Let’s start with the premise that Ugandans will appreciate or learn to appreciate that the while basis of their social contract with government starts with payment of taxes. Let’s also assume that Ugandans demand for accountability will grow and that leaders like the Honourable Speaker of Parliament will also learn that she is accountable for the use of taxpayers’ monies. To paraphrase the great Margaret Thatcher ‘there is no such thing as public (government) funds, there is only taxpayers’ money’.

To ensure a more effective and lawful EFRIS implementation, the following recommendations are proposed:

Compliance with law on penalties

URA must adhere to established legal interpretations regarding penalties. Penalties should be applied as per court rulings and TPCA provisions.

Enabling cash basis accounting for all qualified taxpayers

The system must conform to the law! EFRIS should be modified to allow cash basis accounting for all qualified taxpayers, not just government suppliers.

Automating credit note adjustments

The EFRIS system should automatically recognize and process adjustments made through credit notes, eliminating the need for unnecessary URA approval.

Respecting timeframes for penalty payments

URA should adhere to the 28-day window mandated by TPCA for penalty payments, allowing taxpayers sufficient time to consider and respond to the charges.

Promoting EFRIS through incentives

Instead of heavy-handed enforcement tactics, arising from a presumption that all taxpayers are at dodgers, URA should focus on promoting EFRIS through incentives.

The EFRIS rebate provision in the VAT Act can be made more accessible by lowering the spending threshold from Shs 5 million to a more achievable amount like Shs 200,000 per month.

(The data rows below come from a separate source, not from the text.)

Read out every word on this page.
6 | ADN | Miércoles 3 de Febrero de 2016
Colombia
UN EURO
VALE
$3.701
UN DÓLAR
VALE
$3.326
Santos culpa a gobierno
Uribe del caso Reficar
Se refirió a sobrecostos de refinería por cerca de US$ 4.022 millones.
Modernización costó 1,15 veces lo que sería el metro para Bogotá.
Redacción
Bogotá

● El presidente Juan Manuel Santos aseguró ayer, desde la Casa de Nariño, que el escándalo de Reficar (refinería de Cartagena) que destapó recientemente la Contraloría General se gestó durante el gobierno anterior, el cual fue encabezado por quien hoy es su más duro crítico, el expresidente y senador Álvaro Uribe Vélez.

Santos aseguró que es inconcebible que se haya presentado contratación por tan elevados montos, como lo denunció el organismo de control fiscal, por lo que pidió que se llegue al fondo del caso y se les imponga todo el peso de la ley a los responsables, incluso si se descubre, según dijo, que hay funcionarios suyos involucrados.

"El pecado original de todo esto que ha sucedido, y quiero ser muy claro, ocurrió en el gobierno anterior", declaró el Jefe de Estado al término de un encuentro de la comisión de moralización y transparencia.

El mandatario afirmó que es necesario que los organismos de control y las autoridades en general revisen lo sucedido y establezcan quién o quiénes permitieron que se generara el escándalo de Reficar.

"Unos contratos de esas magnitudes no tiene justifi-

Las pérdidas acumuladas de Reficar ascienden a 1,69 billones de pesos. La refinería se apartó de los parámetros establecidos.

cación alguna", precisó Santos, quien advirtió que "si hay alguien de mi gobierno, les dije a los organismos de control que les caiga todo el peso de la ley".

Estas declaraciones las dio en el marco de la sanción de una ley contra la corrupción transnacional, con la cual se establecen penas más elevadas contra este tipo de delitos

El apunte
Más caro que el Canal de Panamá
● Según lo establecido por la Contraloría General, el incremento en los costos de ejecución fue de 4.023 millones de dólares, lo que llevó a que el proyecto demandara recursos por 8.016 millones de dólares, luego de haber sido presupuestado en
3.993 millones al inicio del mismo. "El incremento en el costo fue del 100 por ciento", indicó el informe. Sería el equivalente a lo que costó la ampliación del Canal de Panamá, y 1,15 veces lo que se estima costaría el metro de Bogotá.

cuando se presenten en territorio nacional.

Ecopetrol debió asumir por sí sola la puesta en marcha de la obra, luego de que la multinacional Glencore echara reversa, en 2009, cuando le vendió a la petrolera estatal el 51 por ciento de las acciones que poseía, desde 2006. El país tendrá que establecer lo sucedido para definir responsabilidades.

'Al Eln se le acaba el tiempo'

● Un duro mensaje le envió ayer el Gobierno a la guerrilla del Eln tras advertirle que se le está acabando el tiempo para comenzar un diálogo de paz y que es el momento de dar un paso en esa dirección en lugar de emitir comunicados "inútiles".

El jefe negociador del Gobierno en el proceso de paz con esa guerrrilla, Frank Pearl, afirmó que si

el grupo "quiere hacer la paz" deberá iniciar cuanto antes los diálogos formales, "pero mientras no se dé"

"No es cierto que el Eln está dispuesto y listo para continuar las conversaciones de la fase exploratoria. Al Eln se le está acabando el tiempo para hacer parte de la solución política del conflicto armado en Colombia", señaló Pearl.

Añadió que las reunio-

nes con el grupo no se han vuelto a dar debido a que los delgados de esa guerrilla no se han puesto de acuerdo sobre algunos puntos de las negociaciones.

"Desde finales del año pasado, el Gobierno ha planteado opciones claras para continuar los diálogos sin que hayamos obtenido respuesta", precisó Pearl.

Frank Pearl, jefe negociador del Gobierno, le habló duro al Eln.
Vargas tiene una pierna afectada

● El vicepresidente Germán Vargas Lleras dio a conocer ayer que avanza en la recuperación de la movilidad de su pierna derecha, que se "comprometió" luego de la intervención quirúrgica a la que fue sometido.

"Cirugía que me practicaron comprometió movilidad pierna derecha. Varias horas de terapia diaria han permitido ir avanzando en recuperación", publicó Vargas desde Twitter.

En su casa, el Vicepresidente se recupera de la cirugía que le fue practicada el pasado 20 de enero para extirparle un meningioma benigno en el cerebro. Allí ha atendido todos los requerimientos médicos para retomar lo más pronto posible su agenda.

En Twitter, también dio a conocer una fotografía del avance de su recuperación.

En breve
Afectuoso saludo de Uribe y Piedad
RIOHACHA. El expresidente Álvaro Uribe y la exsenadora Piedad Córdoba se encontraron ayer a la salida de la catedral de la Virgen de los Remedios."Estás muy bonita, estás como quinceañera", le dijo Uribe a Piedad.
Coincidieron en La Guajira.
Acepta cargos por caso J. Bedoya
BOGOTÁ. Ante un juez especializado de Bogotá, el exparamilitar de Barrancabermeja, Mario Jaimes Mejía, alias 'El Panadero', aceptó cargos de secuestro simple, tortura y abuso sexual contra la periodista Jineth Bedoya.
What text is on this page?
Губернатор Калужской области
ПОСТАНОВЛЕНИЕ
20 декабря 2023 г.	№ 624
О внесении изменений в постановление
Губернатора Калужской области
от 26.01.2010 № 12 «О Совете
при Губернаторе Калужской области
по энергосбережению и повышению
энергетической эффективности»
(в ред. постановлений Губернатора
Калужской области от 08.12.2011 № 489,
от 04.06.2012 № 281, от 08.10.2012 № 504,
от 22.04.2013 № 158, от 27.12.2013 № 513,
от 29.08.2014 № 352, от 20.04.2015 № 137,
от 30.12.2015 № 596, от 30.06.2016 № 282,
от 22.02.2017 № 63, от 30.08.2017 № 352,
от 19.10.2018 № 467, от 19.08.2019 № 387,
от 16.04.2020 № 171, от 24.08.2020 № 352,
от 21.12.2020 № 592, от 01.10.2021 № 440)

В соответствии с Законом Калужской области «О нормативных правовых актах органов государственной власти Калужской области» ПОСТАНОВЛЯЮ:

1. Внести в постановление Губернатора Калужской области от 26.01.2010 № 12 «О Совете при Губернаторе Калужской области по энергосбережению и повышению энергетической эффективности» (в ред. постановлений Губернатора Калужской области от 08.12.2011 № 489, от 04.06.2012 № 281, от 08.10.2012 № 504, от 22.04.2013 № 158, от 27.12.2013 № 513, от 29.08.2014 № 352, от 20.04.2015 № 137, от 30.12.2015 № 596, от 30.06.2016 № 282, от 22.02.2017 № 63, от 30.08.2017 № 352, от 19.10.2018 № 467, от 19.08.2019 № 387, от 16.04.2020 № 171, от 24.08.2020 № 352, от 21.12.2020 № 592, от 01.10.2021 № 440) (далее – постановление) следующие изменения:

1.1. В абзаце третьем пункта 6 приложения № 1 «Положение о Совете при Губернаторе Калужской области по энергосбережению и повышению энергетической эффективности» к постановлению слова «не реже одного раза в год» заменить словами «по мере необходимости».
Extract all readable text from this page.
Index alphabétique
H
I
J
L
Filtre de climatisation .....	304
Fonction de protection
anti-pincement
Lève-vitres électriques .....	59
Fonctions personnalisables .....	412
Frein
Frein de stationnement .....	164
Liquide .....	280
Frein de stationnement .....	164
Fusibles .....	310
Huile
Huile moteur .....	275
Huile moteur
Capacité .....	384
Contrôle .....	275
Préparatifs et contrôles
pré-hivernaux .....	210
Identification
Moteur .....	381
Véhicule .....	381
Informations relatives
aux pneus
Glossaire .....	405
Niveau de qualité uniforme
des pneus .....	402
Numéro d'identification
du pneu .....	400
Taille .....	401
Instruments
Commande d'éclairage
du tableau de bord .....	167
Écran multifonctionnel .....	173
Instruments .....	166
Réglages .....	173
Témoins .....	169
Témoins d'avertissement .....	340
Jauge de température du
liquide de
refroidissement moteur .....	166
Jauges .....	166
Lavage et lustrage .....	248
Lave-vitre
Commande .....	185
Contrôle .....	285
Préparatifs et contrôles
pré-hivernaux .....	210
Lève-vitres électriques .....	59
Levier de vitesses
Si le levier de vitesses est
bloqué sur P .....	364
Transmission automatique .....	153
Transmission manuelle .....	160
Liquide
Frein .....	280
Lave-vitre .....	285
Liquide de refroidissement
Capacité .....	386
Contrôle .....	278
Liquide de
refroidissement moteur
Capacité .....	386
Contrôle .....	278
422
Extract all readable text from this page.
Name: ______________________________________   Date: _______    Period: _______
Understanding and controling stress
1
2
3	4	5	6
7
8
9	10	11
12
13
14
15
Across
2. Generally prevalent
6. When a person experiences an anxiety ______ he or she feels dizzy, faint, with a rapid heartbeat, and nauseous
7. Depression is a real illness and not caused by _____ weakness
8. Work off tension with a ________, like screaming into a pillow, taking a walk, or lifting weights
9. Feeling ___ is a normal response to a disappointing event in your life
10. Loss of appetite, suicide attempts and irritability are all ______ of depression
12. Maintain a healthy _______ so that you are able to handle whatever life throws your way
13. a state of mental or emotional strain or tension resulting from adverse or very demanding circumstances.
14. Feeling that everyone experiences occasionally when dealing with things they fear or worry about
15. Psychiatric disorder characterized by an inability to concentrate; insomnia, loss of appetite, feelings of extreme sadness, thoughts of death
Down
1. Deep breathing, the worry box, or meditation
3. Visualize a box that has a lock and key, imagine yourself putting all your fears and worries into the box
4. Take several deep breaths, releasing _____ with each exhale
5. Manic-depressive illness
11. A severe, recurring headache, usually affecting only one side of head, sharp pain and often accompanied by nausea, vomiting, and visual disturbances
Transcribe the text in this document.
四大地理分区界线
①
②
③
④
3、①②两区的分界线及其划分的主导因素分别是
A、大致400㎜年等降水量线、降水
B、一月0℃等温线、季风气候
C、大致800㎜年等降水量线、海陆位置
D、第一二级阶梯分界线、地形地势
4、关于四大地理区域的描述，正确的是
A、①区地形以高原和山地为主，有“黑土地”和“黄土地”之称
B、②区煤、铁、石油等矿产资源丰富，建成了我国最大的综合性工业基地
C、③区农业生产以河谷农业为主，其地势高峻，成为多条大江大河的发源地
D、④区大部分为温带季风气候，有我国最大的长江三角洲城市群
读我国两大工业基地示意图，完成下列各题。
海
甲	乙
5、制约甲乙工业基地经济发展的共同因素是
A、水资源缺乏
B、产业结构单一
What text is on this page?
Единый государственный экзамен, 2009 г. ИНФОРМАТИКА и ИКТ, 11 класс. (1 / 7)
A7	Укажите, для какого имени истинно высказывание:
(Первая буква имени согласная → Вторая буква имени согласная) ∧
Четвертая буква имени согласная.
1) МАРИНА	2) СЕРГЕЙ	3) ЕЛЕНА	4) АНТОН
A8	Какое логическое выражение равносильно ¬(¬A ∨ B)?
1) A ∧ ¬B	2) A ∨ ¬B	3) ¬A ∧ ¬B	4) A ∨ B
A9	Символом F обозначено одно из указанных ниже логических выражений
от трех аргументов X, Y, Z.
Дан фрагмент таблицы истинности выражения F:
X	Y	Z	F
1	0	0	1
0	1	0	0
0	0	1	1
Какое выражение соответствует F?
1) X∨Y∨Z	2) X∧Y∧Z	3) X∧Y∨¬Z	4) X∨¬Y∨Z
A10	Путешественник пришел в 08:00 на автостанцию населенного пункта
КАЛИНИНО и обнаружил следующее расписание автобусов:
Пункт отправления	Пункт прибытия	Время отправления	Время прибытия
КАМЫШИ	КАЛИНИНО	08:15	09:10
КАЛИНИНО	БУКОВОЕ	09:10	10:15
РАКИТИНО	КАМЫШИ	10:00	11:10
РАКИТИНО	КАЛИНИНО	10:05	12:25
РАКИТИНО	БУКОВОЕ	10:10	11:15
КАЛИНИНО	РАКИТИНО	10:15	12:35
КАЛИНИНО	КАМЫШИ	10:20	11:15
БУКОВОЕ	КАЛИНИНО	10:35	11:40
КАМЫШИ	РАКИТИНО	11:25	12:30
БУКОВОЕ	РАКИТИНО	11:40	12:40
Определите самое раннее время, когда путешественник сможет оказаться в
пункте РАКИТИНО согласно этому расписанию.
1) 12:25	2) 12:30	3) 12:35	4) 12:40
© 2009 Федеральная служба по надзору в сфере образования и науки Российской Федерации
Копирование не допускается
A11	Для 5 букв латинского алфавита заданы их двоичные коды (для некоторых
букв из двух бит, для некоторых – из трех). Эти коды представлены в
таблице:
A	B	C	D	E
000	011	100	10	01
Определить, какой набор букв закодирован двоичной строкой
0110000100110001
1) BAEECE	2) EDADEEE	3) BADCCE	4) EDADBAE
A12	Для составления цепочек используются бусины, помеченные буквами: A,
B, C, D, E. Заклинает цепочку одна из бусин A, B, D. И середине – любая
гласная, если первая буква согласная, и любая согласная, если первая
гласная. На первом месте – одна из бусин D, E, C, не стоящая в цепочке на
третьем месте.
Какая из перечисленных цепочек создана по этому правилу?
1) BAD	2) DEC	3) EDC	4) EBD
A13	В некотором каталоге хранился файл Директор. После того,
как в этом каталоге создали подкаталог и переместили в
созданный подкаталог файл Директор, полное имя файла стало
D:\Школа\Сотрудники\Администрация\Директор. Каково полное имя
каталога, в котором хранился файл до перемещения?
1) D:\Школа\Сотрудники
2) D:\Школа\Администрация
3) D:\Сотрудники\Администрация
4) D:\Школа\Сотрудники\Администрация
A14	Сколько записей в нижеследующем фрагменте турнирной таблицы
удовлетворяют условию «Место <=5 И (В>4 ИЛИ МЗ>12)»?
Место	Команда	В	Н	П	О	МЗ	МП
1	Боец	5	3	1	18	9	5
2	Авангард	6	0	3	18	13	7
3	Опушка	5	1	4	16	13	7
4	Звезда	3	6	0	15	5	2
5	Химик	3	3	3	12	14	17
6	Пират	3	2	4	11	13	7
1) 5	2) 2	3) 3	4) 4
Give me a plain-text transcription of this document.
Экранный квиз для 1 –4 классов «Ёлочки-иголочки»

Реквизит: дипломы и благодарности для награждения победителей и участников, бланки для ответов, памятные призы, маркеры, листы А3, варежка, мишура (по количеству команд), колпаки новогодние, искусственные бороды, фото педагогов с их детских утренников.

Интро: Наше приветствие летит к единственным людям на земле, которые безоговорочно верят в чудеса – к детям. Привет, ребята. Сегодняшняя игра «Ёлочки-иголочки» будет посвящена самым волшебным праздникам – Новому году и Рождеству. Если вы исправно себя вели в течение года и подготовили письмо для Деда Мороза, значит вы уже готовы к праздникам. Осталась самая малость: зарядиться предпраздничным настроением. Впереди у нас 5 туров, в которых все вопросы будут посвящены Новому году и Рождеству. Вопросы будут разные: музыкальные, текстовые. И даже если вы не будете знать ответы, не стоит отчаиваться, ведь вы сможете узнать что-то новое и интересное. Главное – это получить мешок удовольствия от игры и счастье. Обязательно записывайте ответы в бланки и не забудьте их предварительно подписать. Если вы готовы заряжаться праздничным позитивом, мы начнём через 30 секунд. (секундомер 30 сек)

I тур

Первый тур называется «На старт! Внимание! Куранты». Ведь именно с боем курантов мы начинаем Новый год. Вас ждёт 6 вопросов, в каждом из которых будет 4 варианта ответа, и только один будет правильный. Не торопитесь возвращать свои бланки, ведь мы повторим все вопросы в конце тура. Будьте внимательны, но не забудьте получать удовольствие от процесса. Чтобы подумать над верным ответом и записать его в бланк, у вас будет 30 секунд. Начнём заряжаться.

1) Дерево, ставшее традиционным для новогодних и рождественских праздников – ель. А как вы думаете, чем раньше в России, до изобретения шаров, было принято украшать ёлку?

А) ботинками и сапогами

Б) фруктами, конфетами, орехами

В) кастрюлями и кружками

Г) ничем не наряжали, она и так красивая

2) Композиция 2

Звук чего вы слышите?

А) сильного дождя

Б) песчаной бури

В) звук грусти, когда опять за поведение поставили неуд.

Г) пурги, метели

This rebate can be automatically credited to customers who provide their mobile numbers during transactions, eliminating the need for formal refund applications.

Realistic penalties linked to tax lost

The current penalty structure, with a Shs 6 million penalty for a minor infraction like a missing EFRIS invoice, is demonstrably unfair. A more balanced approach would be to link the penalties to the actual tax lost due to the non-compliant transaction.